Sep 9 2010

Switzerland Reaffirms that Poker is a Game of Luck

written by: Haylie under News Comments: Comments Off

Several months ago, the Supreme Court of Switzerland passed down a ruling that poker was not primarily a game of skill, but rather a game of luck. This week, this same ruling was also upheld by the powerful governing council of Switzerland, the Federal Council. This is a big deal in the small country as this means that, based on Swiss law, real money poker play is illegal outside of an approved casino. However, in addition to upholding this ruling by the Swiss Supreme Court, the Federal Council did apply some clarification to allow for lenience on Swiss gambling law in regards to poker play.

One of the conditions placed on the ruling was that non-professional games played in someone’s home - such as a Friday night game of real money poker between a few friends – would still be legal under Swiss law. However, it would be illegal for a bar to host a real money poker tournament, even if the establishment did not directly profit from the event. Another entity that the Swiss ruling does not touch is the practice of online poker play for real money.

While online poker players from Switzerland can let out a sigh of relief for now, there is a looming problem with this ruling that is concerning many online poker professionals and casual players alike. With the passage of this law, Switzerland has now taken a stance on the idea of gambling outside of a casino - something that they all but ignored before. In addition, classifying poker as a game of luck further causes problems for possible further laws that might seek to further limit the play of real money poker outside of casinos.

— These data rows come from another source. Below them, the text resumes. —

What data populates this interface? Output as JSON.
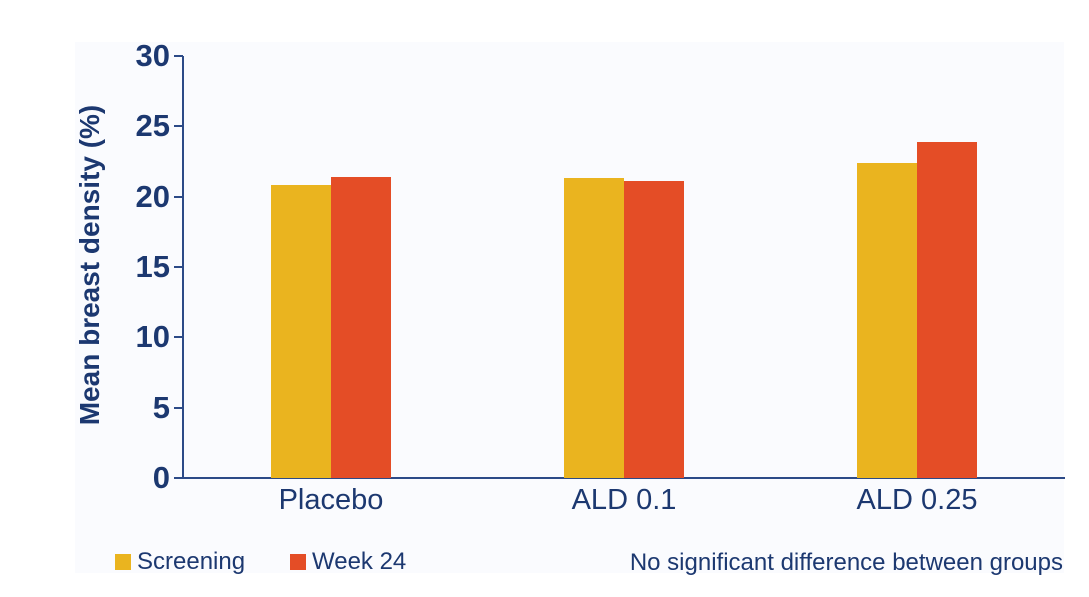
{
  "chart_data": {
    "type": "bar",
    "title": "",
    "xlabel": "",
    "ylabel": "Mean breast density (%)",
    "ylim": [
      0,
      30
    ],
    "yticks": [
      0,
      5,
      10,
      15,
      20,
      25,
      30
    ],
    "grid": false,
    "legend_position": "bottom-left",
    "categories": [
      "Placebo",
      "ALD 0.1",
      "ALD 0.25"
    ],
    "series": [
      {
        "name": "Screening",
        "color": "#EAB41F",
        "values": [
          20.8,
          21.3,
          22.4
        ]
      },
      {
        "name": "Week 24",
        "color": "#E44D26",
        "values": [
          21.4,
          21.1,
          23.9
        ]
      }
    ],
    "annotation": "No significant difference between groups"
  },
  "colors": {
    "text": "#1C3870",
    "axis_line": "#2C4A87",
    "panel_background": "#FAFBFE",
    "page_background": "#FFFFFF"
  }
}
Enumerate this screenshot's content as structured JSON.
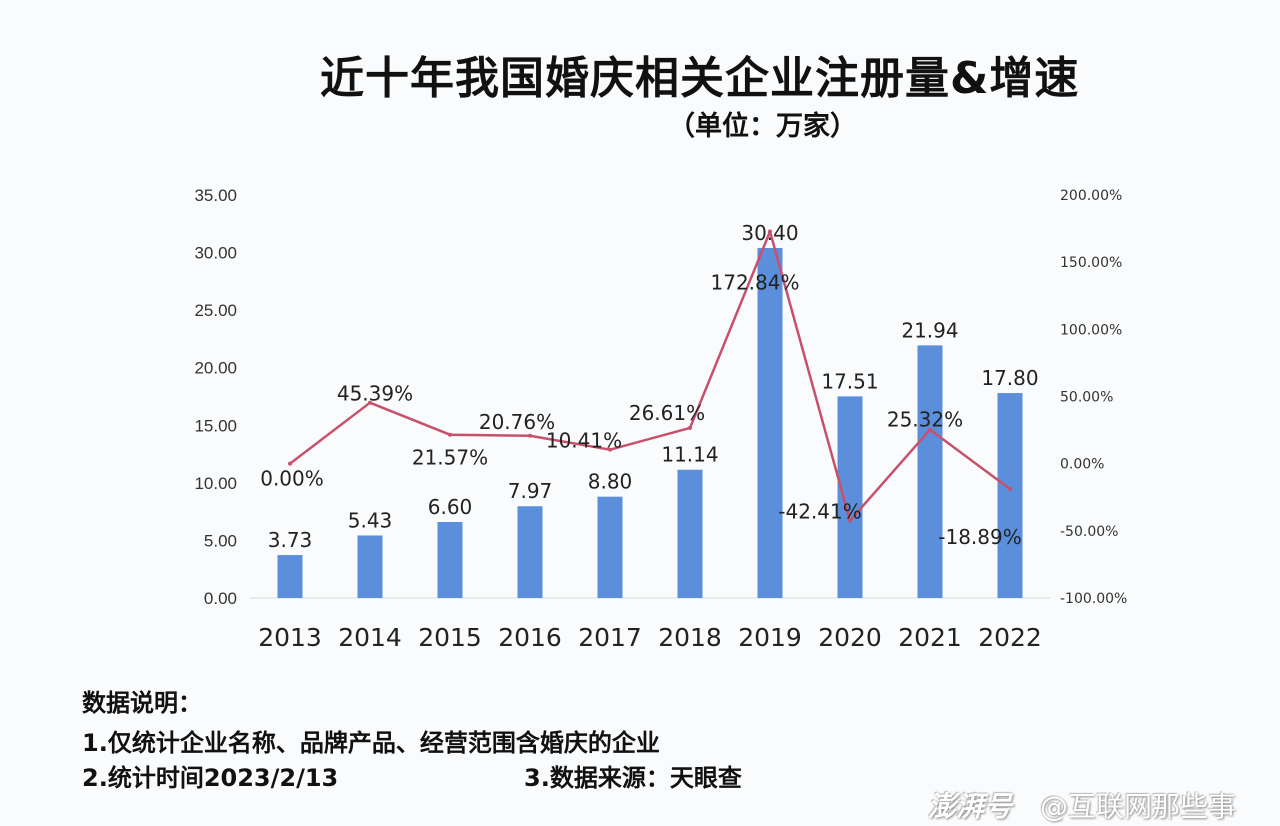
{
  "chart_data": {
    "type": "bar+line",
    "title": "近十年我国婚庆相关企业注册量&增速",
    "subtitle": "（单位：万家）",
    "categories": [
      "2013",
      "2014",
      "2015",
      "2016",
      "2017",
      "2018",
      "2019",
      "2020",
      "2021",
      "2022"
    ],
    "series": [
      {
        "name": "注册量",
        "type": "bar",
        "axis": "left",
        "color": "#5b8fdc",
        "values": [
          3.73,
          5.43,
          6.6,
          7.97,
          8.8,
          11.14,
          30.4,
          17.51,
          21.94,
          17.8
        ],
        "labels": [
          "3.73",
          "5.43",
          "6.60",
          "7.97",
          "8.80",
          "11.14",
          "30.40",
          "17.51",
          "21.94",
          "17.80"
        ]
      },
      {
        "name": "增速",
        "type": "line",
        "axis": "right",
        "color": "#c9506a",
        "values": [
          0.0,
          45.39,
          21.57,
          20.76,
          10.41,
          26.61,
          172.84,
          -42.41,
          25.32,
          -18.89
        ],
        "labels": [
          "0.00%",
          "45.39%",
          "21.57%",
          "20.76%",
          "10.41%",
          "26.61%",
          "172.84%",
          "-42.41%",
          "25.32%",
          "-18.89%"
        ]
      }
    ],
    "left_axis": {
      "ylim": [
        0,
        35
      ],
      "ticks": [
        "0.00",
        "5.00",
        "10.00",
        "15.00",
        "20.00",
        "25.00",
        "30.00",
        "35.00"
      ]
    },
    "right_axis": {
      "ylim": [
        -100,
        200
      ],
      "ticks": [
        "-100.00%",
        "-50.00%",
        "0.00%",
        "50.00%",
        "100.00%",
        "150.00%",
        "200.00%"
      ]
    },
    "grid": false,
    "legend": "none"
  },
  "notes": {
    "heading": "数据说明：",
    "line1": "1.仅统计企业名称、品牌产品、经营范围含婚庆的企业",
    "line2": "2.统计时间2023/2/13",
    "line3": "3.数据来源：天眼查"
  },
  "watermark": {
    "brand": "澎湃号",
    "author": "@互联网那些事"
  }
}
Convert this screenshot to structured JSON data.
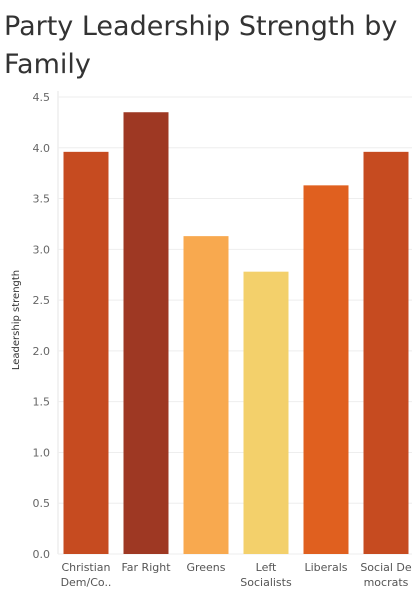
{
  "chart_data": {
    "type": "bar",
    "title": "Party Leadership Strength by Family",
    "xlabel": "",
    "ylabel": "Leadership strength",
    "categories": [
      [
        "Christian",
        "Dem/Co.."
      ],
      [
        "Far Right"
      ],
      [
        "Greens"
      ],
      [
        "Left",
        "Socialists"
      ],
      [
        "Liberals"
      ],
      [
        "Social De",
        "mocrats"
      ]
    ],
    "values": [
      3.96,
      4.35,
      3.13,
      2.78,
      3.63,
      3.96
    ],
    "colors": [
      "#c64b20",
      "#9e3823",
      "#f8a94f",
      "#f3d06b",
      "#e0601f",
      "#c64b20"
    ],
    "ylim": [
      0,
      4.5
    ],
    "yticks": [
      0.0,
      0.5,
      1.0,
      1.5,
      2.0,
      2.5,
      3.0,
      3.5,
      4.0,
      4.5
    ],
    "grid": true
  }
}
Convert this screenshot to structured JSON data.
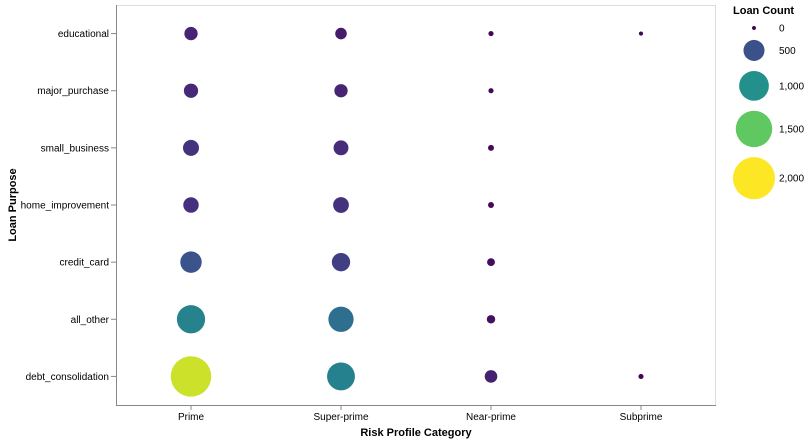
{
  "chart_data": {
    "type": "bubble",
    "title": "",
    "xlabel": "Risk Profile Category",
    "ylabel": "Loan Purpose",
    "x_categories": [
      "Prime",
      "Super-prime",
      "Near-prime",
      "Subprime"
    ],
    "y_categories": [
      "educational",
      "major_purchase",
      "small_business",
      "home_improvement",
      "credit_card",
      "all_other",
      "debt_consolidation"
    ],
    "size_scale": {
      "domain": [
        0,
        2300
      ],
      "legend_values": [
        0,
        500,
        1000,
        1500,
        2000
      ],
      "legend_labels": [
        "0",
        "500",
        "1,000",
        "1,500",
        "2,000"
      ]
    },
    "color_scale": {
      "scheme": "viridis",
      "domain": [
        0,
        2000
      ]
    },
    "grid": false,
    "legend": {
      "title": "Loan Count",
      "placement": "right"
    },
    "points": [
      {
        "x": "Prime",
        "y": "educational",
        "value": 200
      },
      {
        "x": "Super-prime",
        "y": "educational",
        "value": 150
      },
      {
        "x": "Near-prime",
        "y": "educational",
        "value": 30
      },
      {
        "x": "Subprime",
        "y": "educational",
        "value": 20
      },
      {
        "x": "Prime",
        "y": "major_purchase",
        "value": 230
      },
      {
        "x": "Super-prime",
        "y": "major_purchase",
        "value": 200
      },
      {
        "x": "Near-prime",
        "y": "major_purchase",
        "value": 30
      },
      {
        "x": "Prime",
        "y": "small_business",
        "value": 290
      },
      {
        "x": "Super-prime",
        "y": "small_business",
        "value": 250
      },
      {
        "x": "Near-prime",
        "y": "small_business",
        "value": 40
      },
      {
        "x": "Prime",
        "y": "home_improvement",
        "value": 270
      },
      {
        "x": "Super-prime",
        "y": "home_improvement",
        "value": 280
      },
      {
        "x": "Near-prime",
        "y": "home_improvement",
        "value": 40
      },
      {
        "x": "Prime",
        "y": "credit_card",
        "value": 520
      },
      {
        "x": "Super-prime",
        "y": "credit_card",
        "value": 380
      },
      {
        "x": "Near-prime",
        "y": "credit_card",
        "value": 70
      },
      {
        "x": "Prime",
        "y": "all_other",
        "value": 900
      },
      {
        "x": "Super-prime",
        "y": "all_other",
        "value": 720
      },
      {
        "x": "Near-prime",
        "y": "all_other",
        "value": 80
      },
      {
        "x": "Prime",
        "y": "debt_consolidation",
        "value": 1850
      },
      {
        "x": "Super-prime",
        "y": "debt_consolidation",
        "value": 880
      },
      {
        "x": "Near-prime",
        "y": "debt_consolidation",
        "value": 180
      },
      {
        "x": "Subprime",
        "y": "debt_consolidation",
        "value": 30
      }
    ]
  }
}
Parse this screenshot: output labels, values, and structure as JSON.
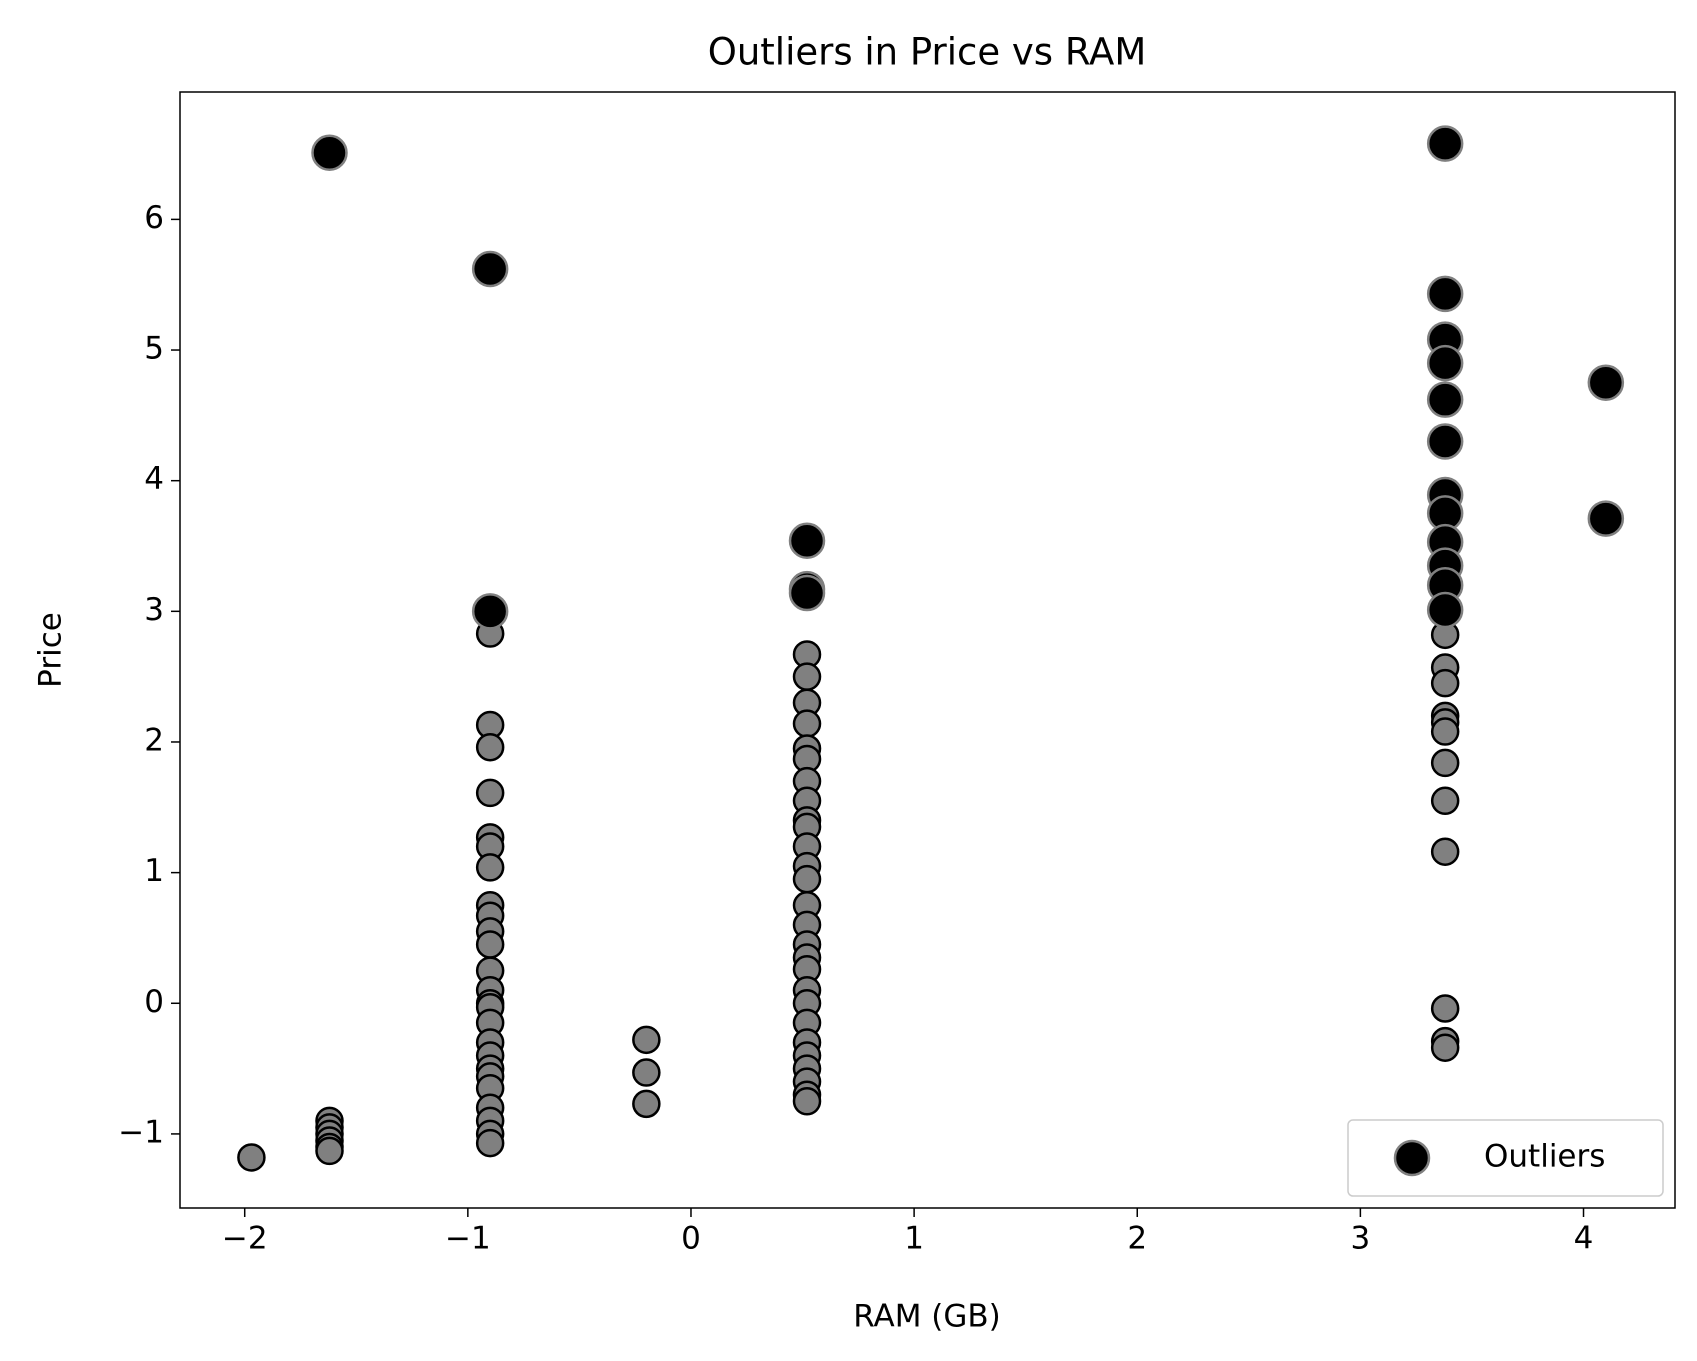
{
  "chart_data": {
    "type": "scatter",
    "title": "Outliers in Price vs RAM",
    "x_label": "RAM (GB)",
    "y_label": "Price",
    "xlim": [
      -2.29,
      4.41
    ],
    "ylim": [
      -1.567,
      6.975
    ],
    "xticks": [
      {
        "value": -2,
        "label": "−2"
      },
      {
        "value": -1,
        "label": "−1"
      },
      0,
      1,
      2,
      3,
      4
    ],
    "yticks": [
      {
        "value": -1,
        "label": "−1"
      },
      0,
      1,
      2,
      3,
      4,
      5,
      6
    ],
    "grid": false,
    "legend": "lower right",
    "series": [
      {
        "color": "#808080",
        "edgecolor": "#000000",
        "x": [
          -1.97,
          -1.62,
          -1.62,
          -1.62,
          -1.62,
          -1.62,
          -1.62,
          -0.9,
          -0.9,
          -0.9,
          -0.9,
          -0.9,
          -0.9,
          -0.9,
          -0.9,
          -0.9,
          -0.9,
          -0.9,
          -0.9,
          -0.9,
          -0.9,
          -0.9,
          -0.9,
          -0.9,
          -0.9,
          -0.9,
          -0.9,
          -0.9,
          -0.9,
          -0.9,
          -0.9,
          -0.9,
          -0.2,
          -0.2,
          -0.2,
          0.52,
          0.52,
          0.52,
          0.52,
          0.52,
          0.52,
          0.52,
          0.52,
          0.52,
          0.52,
          0.52,
          0.52,
          0.52,
          0.52,
          0.52,
          0.52,
          0.52,
          0.52,
          0.52,
          0.52,
          0.52,
          0.52,
          0.52,
          0.52,
          0.52,
          0.52,
          0.52,
          3.38,
          3.38,
          3.38,
          3.38,
          3.38,
          3.38,
          3.38,
          3.38,
          3.38,
          3.38,
          3.38,
          3.38
        ],
        "values": [
          -1.18,
          -0.9,
          -0.95,
          -1.0,
          -1.05,
          -1.1,
          -1.13,
          2.83,
          2.13,
          1.96,
          1.61,
          1.27,
          1.2,
          1.04,
          0.75,
          0.67,
          0.55,
          0.45,
          0.25,
          0.1,
          0.0,
          -0.03,
          -0.15,
          -0.3,
          -0.4,
          -0.5,
          -0.56,
          -0.65,
          -0.8,
          -0.9,
          -1.0,
          -1.07,
          -0.28,
          -0.53,
          -0.77,
          2.67,
          2.5,
          2.3,
          2.14,
          1.95,
          1.87,
          1.7,
          1.55,
          1.4,
          1.35,
          1.2,
          1.05,
          0.95,
          0.75,
          0.6,
          0.45,
          0.35,
          0.26,
          0.1,
          0.0,
          -0.15,
          -0.3,
          -0.4,
          -0.5,
          -0.6,
          -0.7,
          -0.75,
          2.82,
          2.57,
          2.45,
          2.2,
          2.15,
          2.08,
          1.84,
          1.55,
          1.16,
          -0.04,
          -0.29,
          -0.34
        ]
      },
      {
        "name": "Outliers",
        "color": "#000000",
        "edgecolor": "#808080",
        "x": [
          -1.62,
          -0.9,
          -0.9,
          0.52,
          0.52,
          0.52,
          3.38,
          3.38,
          3.38,
          3.38,
          3.38,
          3.38,
          3.38,
          3.38,
          3.38,
          3.38,
          3.38,
          3.38,
          4.1,
          4.1
        ],
        "values": [
          6.51,
          5.62,
          3.0,
          3.54,
          3.17,
          3.14,
          6.58,
          5.43,
          5.08,
          4.9,
          4.62,
          4.3,
          3.89,
          3.75,
          3.53,
          3.35,
          3.2,
          3.01,
          4.75,
          3.71
        ]
      }
    ]
  }
}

One of the reasons why this ruling came down was that casinos registered complaints that, due to poker tournaments held outside of their establishments, they were losing money in their poker rooms. While this would normally seem to fall under the “tough luck” category, Swiss casinos directly contribute to the country’s taxes. Because of this, the Swiss Supreme Court recognized the urgency of the ruling and the Federal Council agreed that the necessary tax revenue could not be diminished by private professional poker tournaments.